Different kinds of fat cell progenitors that are found at different anatomical locations may follow different developmental paths. By identifying the progenitors and mapping the paths, which may diverge or sometimes even converge, scientists hope to direct developmental traffic to healthier destinations. For example, scientists would like fat cell progenitors to become mature fat cells that expand in number rather than size. If fat cells expand in size, they may cause fibrosis and inflammation and, ultimately, metabolic diseases such as type 2 diabetes.
At the University of Pennsylvania, scientists working in mice and human tissue have identified several classes of adipocyte progenitor cells, some of which reside in a recently discovered anatomical niche. The results may help inform the development of targeted approaches to prevent metabolic diseases.
Metabolic health relies on the ability of adipose tissue progenitor cells (APCs) to become fully fledged fat cells. However, the cellular mechanisms underlying the formation of adipocytes, and the APCs from which they are derived, are incompletely understood.
To better understand the mechanisms behind adipocyte formation, a team of University of Pennsylvania scientists led by Patrick Seale, PhD, used single-cell RNA sequencing to identify and profile progenitor cells from the rapidly developing white adipose tissue of 12-day old mice. The team identified three classes of APCs: interstitial progenitor cells, preadipocytes, and group 3 cells. Additional experiments revealed that two general classes of APCs analogous to those found in mice are present in subcutaneous fat tissue in humans.
Detailed findings appeared April 26 in Science, in an article titled, “Identification of a mesenchymal progenitor cell hierarchy in adipose tissue.” The article described how Seale and colleagues found that progenitor cells expressing a protein called DPP4 give rise to two distinct types of preadipocytes in response to different signals. The DPP4 progenitors reside in a fluid-filled network of collagen and elastin fibers surrounding adipose tissue.
“Our studies define a developmental hierarchy of adipose progenitors consisting of DPP4+ interstitial progenitors that give rise to committed ICAM1+ and CD142+ preadipocytes, which are poised to differentiate into mature adipocytes,” the article’s authors wrote. “Targeting one or more of these cell populations may be beneficial for promoting adaptive hyperplastic adipose growth to ameliorate metabolic disease.”

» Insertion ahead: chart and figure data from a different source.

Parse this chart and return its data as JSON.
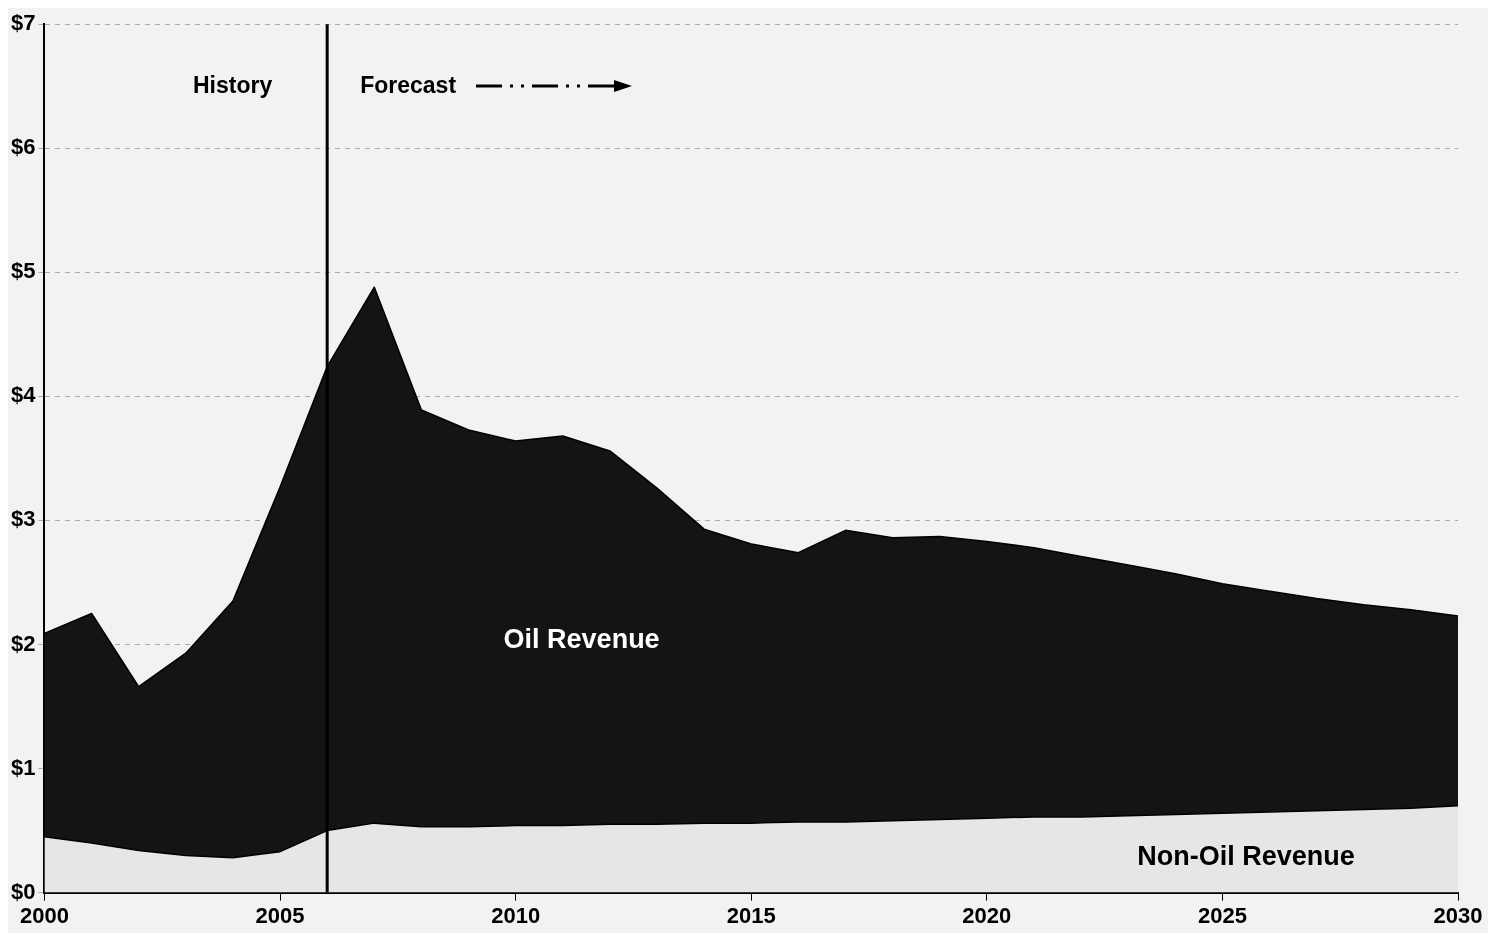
{
  "chart_data": {
    "type": "area",
    "stacked": true,
    "x": [
      2000,
      2001,
      2002,
      2003,
      2004,
      2005,
      2006,
      2007,
      2008,
      2009,
      2010,
      2011,
      2012,
      2013,
      2014,
      2015,
      2016,
      2017,
      2018,
      2019,
      2020,
      2021,
      2022,
      2023,
      2024,
      2025,
      2026,
      2027,
      2028,
      2029,
      2030
    ],
    "series": [
      {
        "name": "Non-Oil Revenue",
        "color": "#e6e6e6",
        "values": [
          0.45,
          0.4,
          0.34,
          0.3,
          0.28,
          0.33,
          0.5,
          0.56,
          0.53,
          0.53,
          0.54,
          0.54,
          0.55,
          0.55,
          0.56,
          0.56,
          0.57,
          0.57,
          0.58,
          0.59,
          0.6,
          0.61,
          0.61,
          0.62,
          0.63,
          0.64,
          0.65,
          0.66,
          0.67,
          0.68,
          0.7
        ]
      },
      {
        "name": "Oil Revenue",
        "color": "#141414",
        "values": [
          1.64,
          1.85,
          1.32,
          1.63,
          2.07,
          2.94,
          3.74,
          4.32,
          3.36,
          3.2,
          3.1,
          3.14,
          3.01,
          2.71,
          2.37,
          2.25,
          2.17,
          2.35,
          2.28,
          2.28,
          2.23,
          2.17,
          2.1,
          2.02,
          1.94,
          1.85,
          1.78,
          1.71,
          1.65,
          1.6,
          1.53
        ]
      }
    ],
    "xlim": [
      2000,
      2030
    ],
    "xticks": [
      2000,
      2005,
      2010,
      2015,
      2020,
      2025,
      2030
    ],
    "ylim": [
      0,
      7
    ],
    "yticks": [
      {
        "value": 0,
        "label": "$0"
      },
      {
        "value": 1,
        "label": "$1"
      },
      {
        "value": 2,
        "label": "$2"
      },
      {
        "value": 3,
        "label": "$3"
      },
      {
        "value": 4,
        "label": "$4"
      },
      {
        "value": 5,
        "label": "$5"
      },
      {
        "value": 6,
        "label": "$6"
      },
      {
        "value": 7,
        "label": "$7"
      }
    ],
    "grid": "y",
    "ref_lines": [
      {
        "axis": "x",
        "value": 2006,
        "color": "#000000"
      }
    ],
    "annotations": [
      "History",
      "Forecast"
    ]
  }
}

The results suggest a general paradigm for adipogenesis in both mice and humans, the authors indicated. Intriguingly, in mice, one of the identified progenitor cells—marked by a protein called DPP4—was found in the reticulum interstitium (RI). This recently recognized anatomical niche is a fluid-filled network of collagen and elastin fibers that surrounds many organs.
“Given that the RI exists in multiple human tissues, an intriguing possibility is that the RI represents a new stem cell niche for fat tissue and beyond,” noted the University of Edinburgh’s You-Ying Chau, PhD, and William Cawthron, PhD, in a Perspective article (“Fat cell progenitors get singled out”) about the Seale team’s work. They also discuss how the work compares to recent efforts to understand adipose tissue progenitor cells.
“Our results,” the Seale team concluded, “raise the possibility that in addition to serving as a reservoir for adipocyte progenitor cells in fat depots, the RI plays important roles in the development and regeneration of other tissues. Lastly, the identification of functionally distinct precursor populations could potentially inform the development of more targeted approaches to promote metabolically beneficial adipose growth.”